Even clad in nondescript black, it’s remarkable how far back guitarist Chris Stein and the rest of Blondie recede behind the stage domination of Harry. Swirling in tartan shawl, the stately singer morphed exquisitely to match her band’s slide between genres: stomping, Cruella de Vil-style through the lazy funk and rap of Rapture; a coquettish ingenue recalling the woozy Dreaming; an out-and-out flirt imploring the crowd to Call Me; and a Madonna inspiring the anthemic singalong to Maria.

New song Good Boys confirms there’s life in their songwriting yet, and Heart of Glass’s disco swoon with a full-hearted Auld Lang Syne made for a bizarre yet appealling bells finale.
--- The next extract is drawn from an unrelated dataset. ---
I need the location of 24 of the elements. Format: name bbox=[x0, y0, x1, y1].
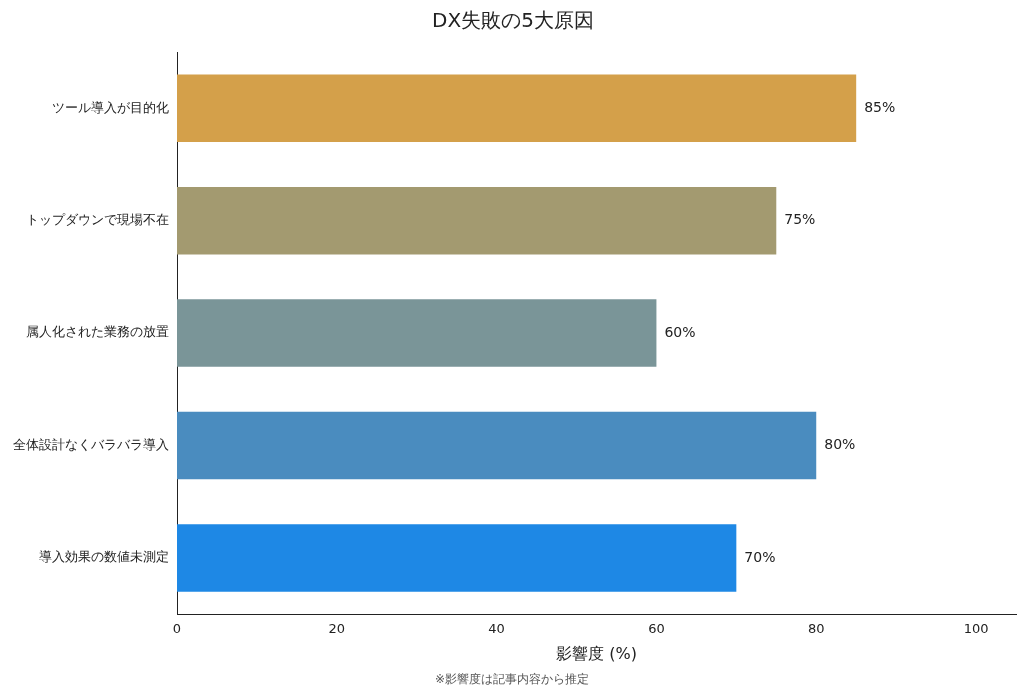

A calendar year later, and Jake Shears literally leaped onstage in natty tartan dungarees, romping with the campest of abandonment through Take Your Mama, his fellow Sisters affording him ample room to give the Elton John-style tune its full honkytonk head. Filthy Gorgeous remains a self-parody rather than a song, but Shears and the Saltire-sporting Ana Matronic have tremendous empathy for each other’s vocal stylings, the girl in a drag queen’s body delivering a superior Tits on the Radio.

Highlight of the night, though, could only be the majestic Pink Floyd mash-up Comfortably Numb, the sound of a band propelled by pure audience love. Marvellous.